Les laboratoires mobiles constituent un outil clé dans la lutte contre les épidémies, en particulier en Afrique de l’Ouest.
En Côte d’Ivoire, des experts allemands ont formé à Bouaké (centre) des professionnels de santé à l’utilisation de laboratoires mobiles en situation d’épidémie, afin de renforcer les capacités locales de détection et de réponse rapide face aux maladies infectieuses.
Organisée au Centre hospitalier et universitaire (CHU) de Bouaké, la formation s’est appuyée sur une simulation de flambée de dengue. Elle a été conduite par un consortium d’institutions allemandes réunissant l’Institut Robert Koch (RKI), l’Institut Bernhard Nocht de médecine tropicale (BNITM) et l’Institut Helmholtz pour « Une seule santé » (HIOH).
Sept spécialistes du CHU de Bouaké et de l’Institut Pasteur de Côte d’Ivoire ont participé à cet exercice mêlant enseignements théoriques et mises en situation pratique, selon l’ambassade d’Allemagne. Ils ont été initiés au déploiement de laboratoires mobiles, à l’utilisation de boîtes à gants, aux protocoles de biosécurité ainsi qu’à la gestion des échantillons.
Améliorer la réactivité des systèmes de santé
L’objectif est d’accélérer l’identification des agents pathogènes sur le terrain et d’améliorer la réactivité des systèmes de santé, notamment lorsque les capacités de laboratoire centralisées sont limitées ou saturées.

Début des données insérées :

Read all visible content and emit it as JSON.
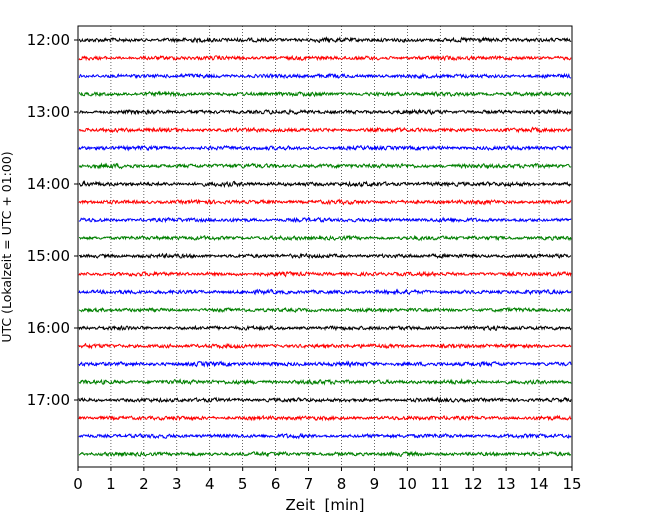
{
  "chart_data": {
    "type": "line",
    "title": "",
    "xlabel": "Zeit  [min]",
    "ylabel": "UTC (Lokalzeit = UTC + 01:00)",
    "xlim": [
      0,
      15
    ],
    "x_ticks": [
      0,
      1,
      2,
      3,
      4,
      5,
      6,
      7,
      8,
      9,
      10,
      11,
      12,
      13,
      14,
      15
    ],
    "x_tick_labels": [
      "0",
      "1",
      "2",
      "3",
      "4",
      "5",
      "6",
      "7",
      "8",
      "9",
      "10",
      "11",
      "12",
      "13",
      "14",
      "15"
    ],
    "y_tick_labels": [
      "12:00",
      "13:00",
      "14:00",
      "15:00",
      "16:00",
      "17:00"
    ],
    "y_tick_rows": [
      0,
      4,
      8,
      12,
      16,
      20
    ],
    "grid": "vertical dotted",
    "legend": "none",
    "trace_colors": [
      "#000000",
      "#ff0000",
      "#0000ff",
      "#008000"
    ],
    "series": [
      {
        "start": "12:00",
        "color": "#000000",
        "amplitude": 0.32
      },
      {
        "start": "12:15",
        "color": "#ff0000",
        "amplitude": 0.3
      },
      {
        "start": "12:30",
        "color": "#0000ff",
        "amplitude": 0.3
      },
      {
        "start": "12:45",
        "color": "#008000",
        "amplitude": 0.3
      },
      {
        "start": "13:00",
        "color": "#000000",
        "amplitude": 0.3
      },
      {
        "start": "13:15",
        "color": "#ff0000",
        "amplitude": 0.3
      },
      {
        "start": "13:30",
        "color": "#0000ff",
        "amplitude": 0.3
      },
      {
        "start": "13:45",
        "color": "#008000",
        "amplitude": 0.32
      },
      {
        "start": "14:00",
        "color": "#000000",
        "amplitude": 0.32
      },
      {
        "start": "14:15",
        "color": "#ff0000",
        "amplitude": 0.3
      },
      {
        "start": "14:30",
        "color": "#0000ff",
        "amplitude": 0.3
      },
      {
        "start": "14:45",
        "color": "#008000",
        "amplitude": 0.3
      },
      {
        "start": "15:00",
        "color": "#000000",
        "amplitude": 0.3
      },
      {
        "start": "15:15",
        "color": "#ff0000",
        "amplitude": 0.3
      },
      {
        "start": "15:30",
        "color": "#0000ff",
        "amplitude": 0.3
      },
      {
        "start": "15:45",
        "color": "#008000",
        "amplitude": 0.28
      },
      {
        "start": "16:00",
        "color": "#000000",
        "amplitude": 0.3
      },
      {
        "start": "16:15",
        "color": "#ff0000",
        "amplitude": 0.3
      },
      {
        "start": "16:30",
        "color": "#0000ff",
        "amplitude": 0.32
      },
      {
        "start": "16:45",
        "color": "#008000",
        "amplitude": 0.32
      },
      {
        "start": "17:00",
        "color": "#000000",
        "amplitude": 0.3
      },
      {
        "start": "17:15",
        "color": "#ff0000",
        "amplitude": 0.3
      },
      {
        "start": "17:30",
        "color": "#0000ff",
        "amplitude": 0.3
      },
      {
        "start": "17:45",
        "color": "#008000",
        "amplitude": 0.3
      }
    ]
  }
}
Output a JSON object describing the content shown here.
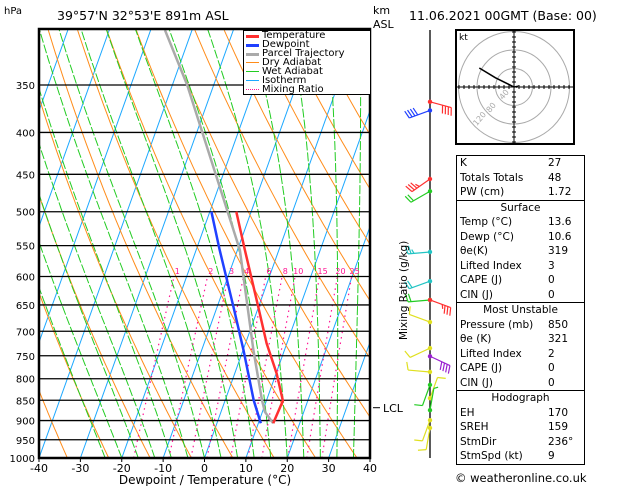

Cette initiative s’inscrit dans le Programme mondial de protection de la santé (GHPP), financé par le ministère fédéral allemand de la Santé.
Lancé en 2016 après l’épidémie d’Ebola en Afrique de l’Ouest, il vise à renforcer la prévention, la détection précoce et la réponse aux épidémies et pandémies aux niveaux national, régional et international. Les laboratoires mobiles constituent un outil clé dans la lutte contre les épidémies, en particulier en Afrique de l’Ouest, régulièrement touchée par des maladies comme la dengue, la fièvre jaune ou Ebola.
L’Allemagne soutient le déploiement de ces dispositifs dans plusieurs pays partenaires afin de renforcer leurs capacités de réponse autonome et de limiter les risques de propagation transfrontalière.
Diagnostic rapide en zones reculées
Grâce à leur mobilité, ces unités peuvent être acheminées rapidement vers des zones reculées pour un diagnostic sur place en cas de crise sanitaire. Conçus à l’origine par l’Institut de microbiologie de l’armée fédérale allemande (IMB) pendant l’épidémie d’Ebola en Afrique de l’Ouest (2014-2016), ces laboratoires ont depuis été intégrés aux dispositifs de réponse internationale.
Selon l’Organisation mondiale de la santé (OMS), l’Afrique enregistre chaque année plus de 100 épidémies, soit le plus grand nombre de situations d’urgence sanitaire au monde, en raison notamment des conflits, des crises humanitaires et des effets du changement climatique.